Federline Jones: I don't see them. Oh, blap me in the blap.
Raymond the Bear: They'll be on Coleman Boulevard. Just two blocks east of here. That's where he goes racing all the time or tiempo.
Cleveland Brown: Wait a minute. This entire time you had cookies and didn't offer to share them? And you knew where Roberta was?
Raymond the Bear: I know where everybody was.
Cleveland Brown: When?
Raymond the Bear: Because.
Cleveland Brown: I gotta buy a bag from that kid.
Donna Tubbs: [while on the phone with Cleveland] Hey, babe, I just wanted to let you know we're on our way home.
Cleveland Brown: What? Why?
Donna Tubbs: Kendra pooped in the hot tub and they asked us to leave.
Kendra Krinklesac: [looks embarrassed] Don't tell people.
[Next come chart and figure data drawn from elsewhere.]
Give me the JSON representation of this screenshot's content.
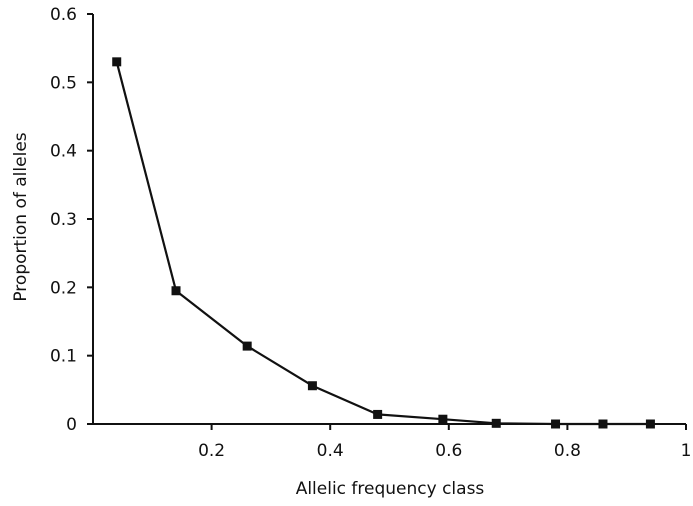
{
  "chart_data": {
    "type": "line",
    "title": "",
    "xlabel": "Allelic frequency class",
    "ylabel": "Proportion of alleles",
    "xlim": [
      0,
      1
    ],
    "ylim": [
      0,
      0.6
    ],
    "x_ticks": [
      {
        "value": 0.2,
        "label": "0.2"
      },
      {
        "value": 0.4,
        "label": "0.4"
      },
      {
        "value": 0.6,
        "label": "0.6"
      },
      {
        "value": 0.8,
        "label": "0.8"
      },
      {
        "value": 1.0,
        "label": "1"
      }
    ],
    "y_ticks": [
      {
        "value": 0,
        "label": "0"
      },
      {
        "value": 0.1,
        "label": "0.1"
      },
      {
        "value": 0.2,
        "label": "0.2"
      },
      {
        "value": 0.3,
        "label": "0.3"
      },
      {
        "value": 0.4,
        "label": "0.4"
      },
      {
        "value": 0.5,
        "label": "0.5"
      },
      {
        "value": 0.6,
        "label": "0.6"
      }
    ],
    "grid": false,
    "legend": "none",
    "series": [
      {
        "x": [
          0.04,
          0.14,
          0.26,
          0.37,
          0.48,
          0.59,
          0.68,
          0.78,
          0.86,
          0.94
        ],
        "values": [
          0.53,
          0.195,
          0.114,
          0.056,
          0.014,
          0.007,
          0.001,
          0.0,
          0.0,
          0.0
        ],
        "color": "#111111",
        "marker": "square"
      }
    ]
  }
}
Cleveland Brown: Federline, if we don't survive this, I never liked you. No one did.
Cop #1: [about Diego] Looks like an illegal immigrant. Better bring in the deportation catapult.
Cop #1: Where are you from?
Cop #1: I heard Mexico.
Cop #2: I thought Obama was gonna get rid of this.
Cop #1: Said he was. Didn't.
Cleveland Brown: [to Rallo] What the hell are you doing?
Rallo Tubbs: You can see invisible people?
Cleveland Brown: You're not invisible.
Rallo Tubbs: Why have you been letting me run around naked?
Cleveland Brown: Because I don't care.
Cleveland Brown: [to Donna] Would it make you feel any better to know that under my watch Roberta nearly lost her life in an underground street race with an Asian gang while the driver of her car was stinking drunk?
Donna Tubbs: She did?
Cleveland Brown: Affirmative. Donna, parenting a teenage boy is easy. The worst thing that can happen is he messes up some teenage girl's life. Parenting a teenage girl is impossible. We should cut our losses and put our energy into Junior.
Cleveland Brown Jr.: [walks in the living room naked] Rallo made me invisible.
Cleveland Brown: How did Junior get a C-section scar?